28 de setembro de 2013

Microoxigenação na fermentação de mosto branco = Desastre ou Beneficio?

Imagem usada a partir daqui.


Um dos “problemas” que tenho sentido nos últimos anos, principalmente na fermentação de vinhos brancos, é  o facto de acabar as ditas com mais álcool do que o esperado inicialmente.
Não tive ainda tempo para estudar o assunto apropriadamente. Por agora, limito-me a recolher hipóteses que, vou testando quando posso, mas sem grande rigor científico.
A primeira, era a de um aumento crescente dos rendimentos das leveduras seleccionadas (quantidade de açúcar que precisam para originar uma determinada % de álcool. É normalmente aceite que em média 17g/L originam 1% Vol). Pessoalmente refutei essa teoria a partir do momento em que comecei a usar mais leveduras endógenas e a obter os mesmos resultados.
Outras houve que de uma forma ou de outra fui deixando de lado. Não vos quero aborrecer com isso.
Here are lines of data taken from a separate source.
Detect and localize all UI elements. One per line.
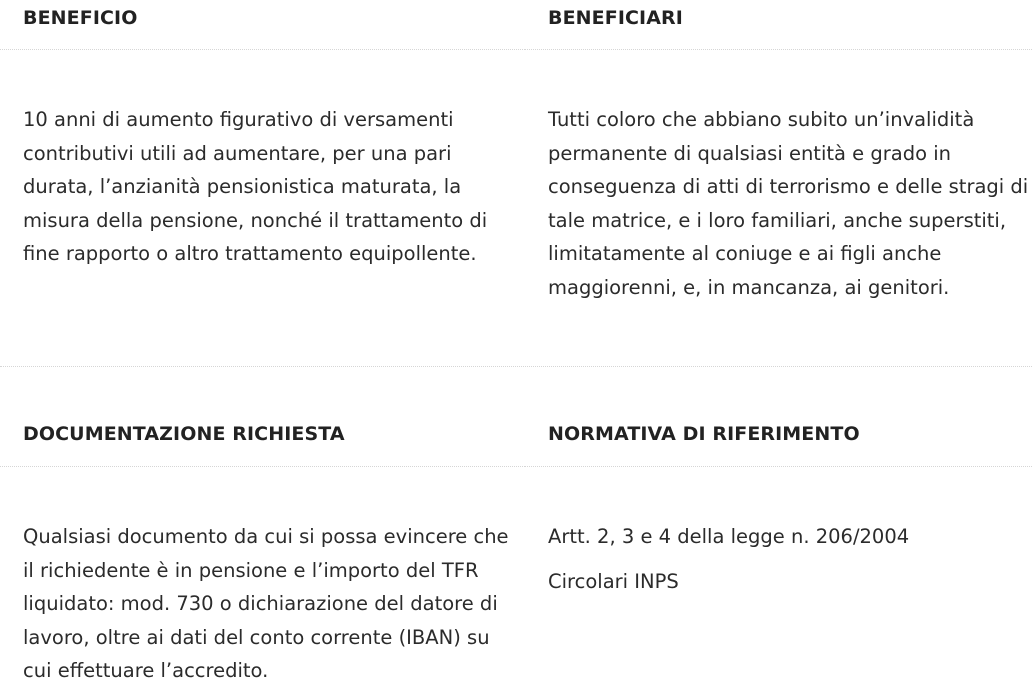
heading-beneficiari: BENEFICIARI [548, 7, 683, 29]
section-divider [0, 366, 1032, 367]
beneficiari-text: Tutti coloro che abbiano subito un’invalidità permanente di qualsiasi entità e grado in conseguenza di atti di terrorismo e delle stragi di tale matrice, e i loro familiari, anche superstiti, limitatamente al coniuge e ai figli anche maggiorenni, e, in mancanza, ai genitori. [548, 108, 1029, 299]
cell-documentazione [0, 368, 525, 682]
heading-documentazione: DOCUMENTAZIONE RICHIESTA [23, 423, 345, 445]
header-divider [0, 49, 525, 50]
header-divider [0, 466, 525, 467]
header-divider [525, 466, 1032, 467]
cell-header [0, 0, 525, 50]
normativa-list [548, 520, 1032, 609]
normativa-circulars: Circolari INPS [548, 569, 679, 593]
section-documentazione-normativa [0, 368, 1032, 693]
normativa-law-reference: Artt. 2, 3 e 4 della legge n. 206/2004 [548, 525, 910, 548]
documentazione-text: Qualsiasi documento da cui si possa evincere che il richiedente è in pensione e l’importo del TFR liquidato: mod. 730 o dichiarazione del datore di lavoro, oltre ai dati del conto corrente (IBAN) su cui effettuare l’accredito. [23, 525, 509, 682]
cell-normativa [525, 368, 1032, 593]
heading-beneficio: BENEFICIO [23, 7, 138, 29]
cell-header [525, 0, 1032, 50]
header-divider [525, 49, 1032, 50]
heading-normativa: NORMATIVA DI RIFERIMENTO [548, 423, 860, 445]
cell-header [525, 368, 1032, 467]
cell-header [0, 368, 525, 467]
cell-beneficio [0, 0, 525, 265]
beneficio-text: 10 anni di aumento figurativo di versamenti contributivi utili ad aumentare, per una pari durata, l’anzianità pensionistica maturata, la misura della pensione, nonché il trattamento di fine rapporto o altro trattamento equipollente. [23, 108, 488, 265]
cell-beneficiari [525, 0, 1032, 299]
A última hipótese nasce da constatação de que, ao longo dos últimos anos, tenho feito um esforço considerável para diminuir o contacto dos mostos com o oxigénio atmosférico. Não vale a pena descrever como (isso seria um outro post) mas vale a pena ficarem com a certeza de que tenho conseguido. Não de uma forma doentia ou exagerada, mas suficientemente preocupada.
Todo o enólogo sabe que a fermentação é uma solução S.O.S. para a levedura produzir energia e assim sobreviver. Preferencialmente, este fungo, é como nós e prefere a respiração (aeróbia) como forma de obter energia para as suas funções.
Sem querer aprofundar muito, para aquilo que me interessa aqui, a grande diferença entre a respiração e a fermentação é mesmo o facto de na primeira, os produtos finais serem, energia + água + dióxido de carbono e na segunda, energia + dióxido de carbono + etanol (o nosso álcool).
Ora, é lógico pensar que, se privo o mosto de oxigénio, se a quantidade dissolvida for menor, o número de ciclos que a levedura fará respirando, serão menores, iniciando o processo fermentativo mais cedo. O consumo de açúcares por respiração traz duas vantagens quanto ao álcool final no vinho. A primeira é a da diminuição de açúcares sem o correspondente aparecimento de álcool. A segunda é que, tendo a água como elemento excretado, alteramos a concentração dos açucares restantes no meio e logo, do álcool que irão originar.
A medida em que tudo isto ocorre há-de parecer demasiado insignificante para ser tida em conta. Mas, numa primeira impressão, é uma hipótese sólida para o facto de acabar fermentações com 13% de álcool em vez dos 12% que esperava inicialmente.

No entanto, se este princípio se provar efectivo (cuidado que isto ainda não passam de hipóteses mentais), podemos aproveita-lo de outra forma.
Porque não microoxigenar os mostos em fermentação para permitir que os vinhos finais acabem com menos % alcoólica do que inicialmente se faria prever? Não penso que isso fosse útil para descidas drásticas, mas, penso que entre 1 e 1,5% não havia grande afectações.
Assim de cabeça lembro-me de alguns cuidados importantes. Importante sem dívida que os mostos estejam muito bem clarificados. Faria sempre isto depois da fermentação ter arrancado e a densidade ter caído já alguns pontos para aumentar a certeza de que o meio estava dominado pela “minha” levedura, fosse ela indígena ou seleccionada  Teria de saber quanto oxigénio lá tinha já e quanto mais precisaria para o abaixamento que precisava. Teria de estudar a relação entre a injecção de oxigénio e a sua eliminação pela libertação de CO2 (dióxido de carbono). Para além de outras questões, seria importante garantir que no final da fermentação não deixaria quantidades perigosas de oxigénio dissolvido que me pudessem prejudicar a maturação do vinho.


Perguntarão alguns se não será mais fácil retirar o álcool depois de fermentado através dos processos conhecidos para o efeito. Eu penso que do ponto de vista operacional, desde que se conheça bem o método, usar um microoxigenador é mais fácil. Mais que isso, acredito que, intervindo na fermentação, simulando algo natural, interferimos menos no equilíbrio final dos vinhos.

É bem possível que esta hipótese se desmorone num argumento muito simples o óbvio que eu, no meu entusiasmo, não esteja a ver. É por isso que conto com o vosso contributo na discussão deste tema!